The Nobel Prize in Literature 2021 awarded to Abdulrazak Gurnah of Zanzibar, Tanzania

Abdulrazak Gurnah reads for a Canterbury Cathedral project in Canterbury, Britain June 2021, in this screen grab obtained from a social media video.

The Nobel Prize in Literature 2021 was awarded to Abdulrazak Gurnah “for his uncompromising and compassionate penetration of the effects of colonialism and the fate of the refugee in the gulf between cultures and continents.”

His novels include “Paradise”, set in colonial East Africa during World War One and short-listed for the Booker Prize for Fiction, and “Desertion.” Anders Olsson, head of the Swedish Academy’s Nobel Committee for Literature, told reporters “Gurnah’s itinerant characters in England or on the African continent find themselves in the gulf between cultures and continents, between the life left behind and the life to come,” “I dedicate this Nobel Prize to Africa and Africans and to all my readers. Thanks!” Gurnah tweeted after the announcement.
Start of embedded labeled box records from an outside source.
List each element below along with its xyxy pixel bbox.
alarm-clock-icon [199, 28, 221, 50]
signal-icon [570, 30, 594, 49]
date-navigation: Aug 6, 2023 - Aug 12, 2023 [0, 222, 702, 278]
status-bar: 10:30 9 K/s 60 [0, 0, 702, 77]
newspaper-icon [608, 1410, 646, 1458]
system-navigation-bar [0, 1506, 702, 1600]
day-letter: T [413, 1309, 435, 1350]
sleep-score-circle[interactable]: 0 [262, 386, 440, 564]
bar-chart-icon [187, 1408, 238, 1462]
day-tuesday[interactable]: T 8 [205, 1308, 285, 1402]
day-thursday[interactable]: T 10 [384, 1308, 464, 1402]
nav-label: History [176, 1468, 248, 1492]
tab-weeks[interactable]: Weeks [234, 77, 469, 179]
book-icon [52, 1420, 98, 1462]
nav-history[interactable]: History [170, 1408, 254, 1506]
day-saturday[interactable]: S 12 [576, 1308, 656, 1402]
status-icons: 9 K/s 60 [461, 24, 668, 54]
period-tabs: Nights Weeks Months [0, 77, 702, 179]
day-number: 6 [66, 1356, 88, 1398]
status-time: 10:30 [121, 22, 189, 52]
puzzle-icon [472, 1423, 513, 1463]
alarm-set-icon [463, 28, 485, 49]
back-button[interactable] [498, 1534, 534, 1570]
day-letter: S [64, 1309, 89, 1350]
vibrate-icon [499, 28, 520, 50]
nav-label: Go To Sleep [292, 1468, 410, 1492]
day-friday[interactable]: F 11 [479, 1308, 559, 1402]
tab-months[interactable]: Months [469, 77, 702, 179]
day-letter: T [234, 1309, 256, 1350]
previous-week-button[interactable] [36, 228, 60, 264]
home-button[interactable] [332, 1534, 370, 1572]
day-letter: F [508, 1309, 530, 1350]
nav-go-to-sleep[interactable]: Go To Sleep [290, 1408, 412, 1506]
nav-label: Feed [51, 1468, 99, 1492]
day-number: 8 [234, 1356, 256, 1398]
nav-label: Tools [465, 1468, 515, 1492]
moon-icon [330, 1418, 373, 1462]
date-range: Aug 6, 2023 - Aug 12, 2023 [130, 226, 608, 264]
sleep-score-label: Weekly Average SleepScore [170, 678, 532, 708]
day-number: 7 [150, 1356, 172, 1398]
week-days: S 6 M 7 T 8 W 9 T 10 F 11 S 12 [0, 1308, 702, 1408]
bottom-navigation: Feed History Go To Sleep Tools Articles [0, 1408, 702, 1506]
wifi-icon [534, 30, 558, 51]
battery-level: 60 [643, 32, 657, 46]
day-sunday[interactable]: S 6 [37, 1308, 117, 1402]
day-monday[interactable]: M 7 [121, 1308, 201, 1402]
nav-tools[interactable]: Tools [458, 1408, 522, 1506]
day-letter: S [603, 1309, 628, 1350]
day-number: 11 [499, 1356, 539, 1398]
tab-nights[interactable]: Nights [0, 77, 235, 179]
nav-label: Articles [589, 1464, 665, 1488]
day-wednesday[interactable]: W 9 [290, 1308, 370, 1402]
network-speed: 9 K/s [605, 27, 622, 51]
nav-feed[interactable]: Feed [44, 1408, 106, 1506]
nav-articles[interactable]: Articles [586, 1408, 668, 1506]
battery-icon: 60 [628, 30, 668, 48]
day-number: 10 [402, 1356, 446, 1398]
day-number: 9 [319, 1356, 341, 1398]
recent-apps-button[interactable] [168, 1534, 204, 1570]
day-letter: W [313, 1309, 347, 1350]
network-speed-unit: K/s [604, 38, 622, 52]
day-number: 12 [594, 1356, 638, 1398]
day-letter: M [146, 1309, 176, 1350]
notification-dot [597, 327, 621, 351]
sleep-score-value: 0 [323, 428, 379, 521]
He left Africa as a refugee in the 1960s amid the persecution of citizens of Arab origin on the Indian Ocean archipelago of Zanzibar, which would unite with the mainland territory Tanganyika to form Tanzania. He was able to return only in 1984, seeing his father shortly before his death.

His selection for the top honour in literature comes at a time of global tensions around migration, as millions of people flee violence and poverty in places such as Syria, Afghanistan and Central America, or are displaced by climate change, often taking tremendous risks during their passages.